Wisconsin converting in the clutch

Late-game offensive turnarounds, third-down dominance have sparked Badgers' 3-0 start

Wisconsin wrapped up its non-conference tour Saturday with its second consecutive near disaster offensively. When the game was on the line, though, the offense responded in impressive fashion. It is a scenario that cannot continue for long if the Badgers hope to make a run at the Big Ten title. The team's mettle, however, cannot be questioned.

Against UNLV the Badgers gained just 156 yards in their first nine offensive possessions. They had accumulated just 22 yards in four second-half possessions before taking over at their nine-yard line with 4:34 left in the third quarter. Sixteen plays and 91 yards later, Wisconsin had gobbled seven minutes and 15 seconds off the game clock and effectively sealed a victory when quarterback John Stocco found Darrin Charles for a five-yard touchdown, providing the eventual margin of victory, 18-3.

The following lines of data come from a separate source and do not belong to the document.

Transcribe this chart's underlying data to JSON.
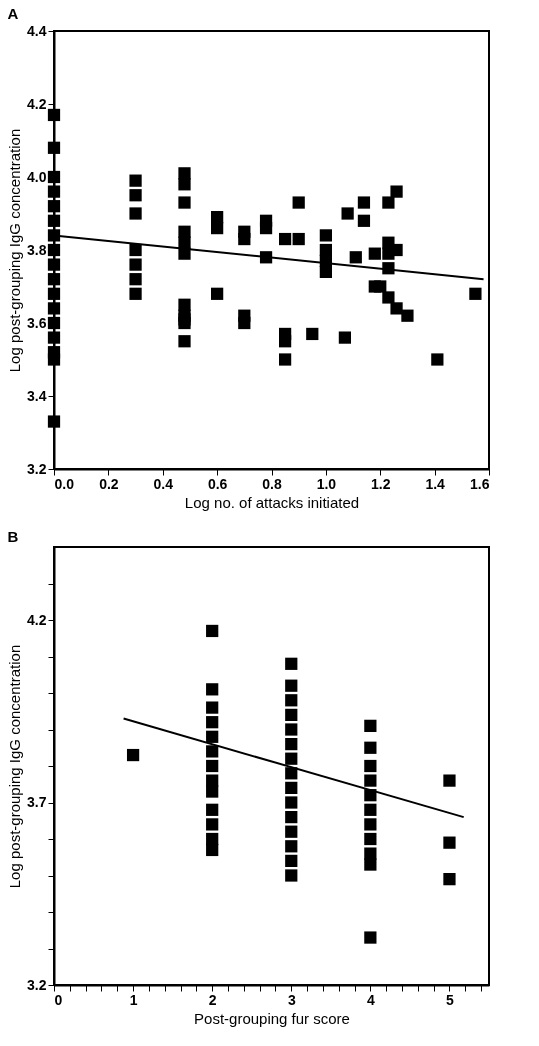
{
  "chart_data": [
    {
      "type": "scatter",
      "title": "A",
      "xlabel": "Log no. of attacks initiated",
      "ylabel": "Log post-grouping IgG concentration",
      "marker": "square",
      "xlim": [
        0,
        1.6
      ],
      "ylim": [
        3.2,
        4.4
      ],
      "xticks": [
        {
          "value": 0,
          "label": "0.0"
        },
        0.2,
        0.4,
        0.6,
        0.8,
        {
          "value": 1,
          "label": "1.0"
        },
        1.2,
        1.4,
        1.6
      ],
      "yticks": [
        3.2,
        3.4,
        3.6,
        3.8,
        {
          "value": 4,
          "label": "4.0"
        },
        4.2,
        4.4
      ],
      "series": [
        {
          "color": "#000000",
          "x": [
            0,
            0,
            0,
            0,
            0,
            0,
            0,
            0,
            0,
            0,
            0,
            0,
            0,
            0,
            0,
            0,
            0,
            0.3,
            0.3,
            0.3,
            0.3,
            0.3,
            0.3,
            0.3,
            0.48,
            0.48,
            0.48,
            0.48,
            0.48,
            0.48,
            0.48,
            0.48,
            0.48,
            0.48,
            0.48,
            0.6,
            0.6,
            0.6,
            0.7,
            0.7,
            0.7,
            0.7,
            0.78,
            0.78,
            0.78,
            0.85,
            0.85,
            0.85,
            0.85,
            0.9,
            0.9,
            0.95,
            1,
            1,
            1,
            1,
            1.07,
            1.08,
            1.11,
            1.14,
            1.14,
            1.18,
            1.18,
            1.2,
            1.23,
            1.23,
            1.23,
            1.23,
            1.23,
            1.26,
            1.26,
            1.26,
            1.3,
            1.41,
            1.55
          ],
          "values": [
            4.17,
            4.08,
            4,
            3.96,
            3.92,
            3.88,
            3.84,
            3.8,
            3.76,
            3.72,
            3.68,
            3.64,
            3.6,
            3.56,
            3.52,
            3.5,
            3.33,
            3.99,
            3.95,
            3.9,
            3.8,
            3.76,
            3.72,
            3.68,
            4.01,
            3.98,
            3.93,
            3.85,
            3.82,
            3.79,
            3.65,
            3.62,
            3.6,
            3.55,
            3.61,
            3.89,
            3.86,
            3.68,
            3.85,
            3.83,
            3.62,
            3.6,
            3.88,
            3.86,
            3.78,
            3.83,
            3.57,
            3.55,
            3.5,
            3.93,
            3.83,
            3.57,
            3.84,
            3.8,
            3.77,
            3.74,
            3.56,
            3.9,
            3.78,
            3.93,
            3.88,
            3.79,
            3.7,
            3.7,
            3.93,
            3.82,
            3.79,
            3.75,
            3.67,
            3.96,
            3.8,
            3.64,
            3.62,
            3.5,
            3.68
          ]
        },
        {
          "type": "line",
          "marker": "none",
          "color": "#000000",
          "x": [
            0,
            1.58
          ],
          "values": [
            3.84,
            3.72
          ]
        }
      ]
    },
    {
      "type": "scatter",
      "title": "B",
      "xlabel": "Post-grouping fur score",
      "ylabel": "Log post-grouping IgG concentration",
      "marker": "square",
      "xlim": [
        0,
        5.5
      ],
      "ylim": [
        3.2,
        4.4
      ],
      "xticks": [
        0,
        {
          "value": 0.2,
          "label": null
        },
        {
          "value": 0.4,
          "label": null
        },
        {
          "value": 0.6,
          "label": null
        },
        {
          "value": 0.8,
          "label": null
        },
        1,
        {
          "value": 1.2,
          "label": null
        },
        {
          "value": 1.4,
          "label": null
        },
        {
          "value": 1.6,
          "label": null
        },
        {
          "value": 1.8,
          "label": null
        },
        2,
        {
          "value": 2.2,
          "label": null
        },
        {
          "value": 2.4,
          "label": null
        },
        {
          "value": 2.6,
          "label": null
        },
        {
          "value": 2.8,
          "label": null
        },
        3,
        {
          "value": 3.2,
          "label": null
        },
        {
          "value": 3.4,
          "label": null
        },
        {
          "value": 3.6,
          "label": null
        },
        {
          "value": 3.8,
          "label": null
        },
        4,
        {
          "value": 4.2,
          "label": null
        },
        {
          "value": 4.4,
          "label": null
        },
        {
          "value": 4.6,
          "label": null
        },
        {
          "value": 4.8,
          "label": null
        },
        5,
        {
          "value": 5.2,
          "label": null
        },
        {
          "value": 5.4,
          "label": null
        }
      ],
      "yticks": [
        3.2,
        {
          "value": 3.3,
          "label": null
        },
        {
          "value": 3.4,
          "label": null
        },
        {
          "value": 3.5,
          "label": null
        },
        {
          "value": 3.6,
          "label": null
        },
        3.7,
        {
          "value": 3.8,
          "label": null
        },
        {
          "value": 3.9,
          "label": null
        },
        {
          "value": 4,
          "label": null
        },
        {
          "value": 4.1,
          "label": null
        },
        4.2,
        {
          "value": 4.3,
          "label": null
        }
      ],
      "series": [
        {
          "color": "#000000",
          "x": [
            1,
            2,
            2,
            2,
            2,
            2,
            2,
            2,
            2,
            2,
            2,
            2,
            2,
            2,
            3,
            3,
            3,
            3,
            3,
            3,
            3,
            3,
            3,
            3,
            3,
            3,
            3,
            3,
            3,
            4,
            4,
            4,
            4,
            4,
            4,
            4,
            4,
            4,
            4,
            4,
            5,
            5,
            5
          ],
          "values": [
            3.83,
            4.17,
            4.01,
            3.96,
            3.92,
            3.88,
            3.84,
            3.8,
            3.76,
            3.73,
            3.68,
            3.64,
            3.6,
            3.57,
            4.08,
            4.02,
            3.98,
            3.94,
            3.9,
            3.86,
            3.82,
            3.78,
            3.74,
            3.7,
            3.66,
            3.62,
            3.58,
            3.54,
            3.5,
            3.91,
            3.85,
            3.8,
            3.76,
            3.72,
            3.68,
            3.64,
            3.6,
            3.56,
            3.53,
            3.33,
            3.76,
            3.59,
            3.49
          ]
        },
        {
          "type": "line",
          "marker": "none",
          "color": "#000000",
          "x": [
            0.88,
            5.18
          ],
          "values": [
            3.93,
            3.66
          ]
        }
      ]
    }
  ]
}
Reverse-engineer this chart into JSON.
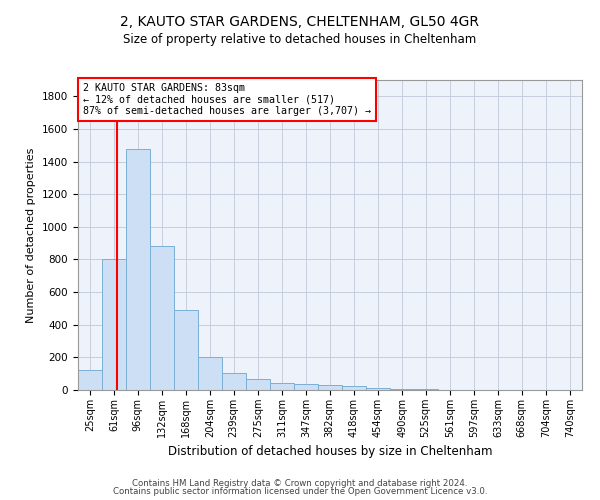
{
  "title": "2, KAUTO STAR GARDENS, CHELTENHAM, GL50 4GR",
  "subtitle": "Size of property relative to detached houses in Cheltenham",
  "xlabel": "Distribution of detached houses by size in Cheltenham",
  "ylabel": "Number of detached properties",
  "bar_color": "#ccdff5",
  "bar_edge_color": "#7aafd4",
  "bg_color": "#eef2fa",
  "grid_color": "#c0c8d8",
  "vline_x": 83,
  "vline_color": "red",
  "annotation_text": "2 KAUTO STAR GARDENS: 83sqm\n← 12% of detached houses are smaller (517)\n87% of semi-detached houses are larger (3,707) →",
  "categories": [
    "25sqm",
    "61sqm",
    "96sqm",
    "132sqm",
    "168sqm",
    "204sqm",
    "239sqm",
    "275sqm",
    "311sqm",
    "347sqm",
    "382sqm",
    "418sqm",
    "454sqm",
    "490sqm",
    "525sqm",
    "561sqm",
    "597sqm",
    "633sqm",
    "668sqm",
    "704sqm",
    "740sqm"
  ],
  "bin_edges": [
    25,
    61,
    96,
    132,
    168,
    204,
    239,
    275,
    311,
    347,
    382,
    418,
    454,
    490,
    525,
    561,
    597,
    633,
    668,
    704,
    740
  ],
  "bin_width": 36,
  "values": [
    120,
    800,
    1480,
    880,
    490,
    205,
    105,
    65,
    45,
    35,
    30,
    22,
    15,
    7,
    5,
    3,
    2,
    2,
    1,
    1,
    2
  ],
  "ylim": [
    0,
    1900
  ],
  "yticks": [
    0,
    200,
    400,
    600,
    800,
    1000,
    1200,
    1400,
    1600,
    1800
  ],
  "footer1": "Contains HM Land Registry data © Crown copyright and database right 2024.",
  "footer2": "Contains public sector information licensed under the Open Government Licence v3.0."
}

Trailing 7-0 with 4:04 left in the third quarter Saturday against Arizona, the Badgers had managed a paltry 131 yards and nine first downs. A 10-play, 56-yard touchdown drive and a 16-play, 72-yard field goal drive later, Wisconsin had pulled out a 9-7 victory to improve to 3-0.

"We talked about it last week. There is just tremendous character on our football team," offensive coordinator Brian White said. "We made plays down the stretch in the fourth quarter."

Against Arizona conversions were the key. The Badgers were 6-for-15 on third downs Saturday and 3-for-4 on fourth down.

Facing fourth-and-three at the Arizona 27 late in the third quarter, Wisconsin lined up with two backs and three tight ends. Stocco faked a handoff to tailback Booker Stanley and ran untouched around left end. The naked bootleg picked up eight yards before Stocco was forced out of bounds.

"It was a great call," Stocco said. "Before the ball is snapped I'm looking off the edge to see if there is anybody blitzing or anything like that. I didn't see anybody. We knew they had been coming down hard all game. We knew it should have been a good play and it worked out for us."

Three plays later Stanley sprinted into the end zone from seven yards out to pull the Badgers within 7-6 after a missed extra point.

The game-winning drive that followed relied on a number of clutch plays. With third-and-10 at the Wildcat 49 Stocco delivered a pass to Charles short of the first down marker. Charles strained and stretched for the mark, actually fumbling the ball out of bounds, and picked up the first down at the 39.

Four plays later, tight end Owen Daniels made a terrific catch to narrowly pick up a fourth-and-five.

The play kept a drive alive that resulted in Mike Allen's game-winning 23-yard field goal.

"There is character involved. That is what you always look for: guys that will compete and guys that will fight and not give up," head coach Barry Alvarez said. "We've had that happen before, down on the road and guys fight like crazy, find a way to win. That's important."

Conversely, Arizona was able to move the ball in spurts but could not sustain drives because of their inability to convert on third down. The Wildcats converted just 2 of 11 third-down attempts, one week after UNLV registered a 1-for-13 against the Badgers.

Mike Bell's 34-yard run Saturday is the longest the Badgers have allowed this season and Mike Jefferson's 44-yard touchdown reception from Kris Heavner is the longest passing play Wisconsin has allowed.

The Badgers entered Saturday's game allowing just two yards per carry. At halftime, however, Bell had 48 yards on just five carries, including the 34-yard run and an 11-yard carry.

Arizona, however, could only manage seven points all game.

"We stopped them when we needed to," defensive end Erasmus James said. "You go 100 percent every time and you stop them when you need to that's all that counts."

Arizona drove into Wisconsin territory on its second drive of the game, but James sacked Heavner and forced a fumble on a third-and-three. Two third down passes later in the half were on target but broken up by Badger defenders.

The Wildcats were 0-for-5 on third down in the second half. Wisconsin's third-down dominance on each side of the ball led to a seven-minute edge in time of possession.

"There was a different way that we attacked third down this week. We knew that this was going to be a close ball game," defensive coordinator Bret Bielema said. "We knew that they were going to have certain tendencies that we like to take advantage of with the third-down situation. We put the nickel in the there, gave us an opportunity to get some different looks. I think that's something that's really going to benefit us in our games in the future."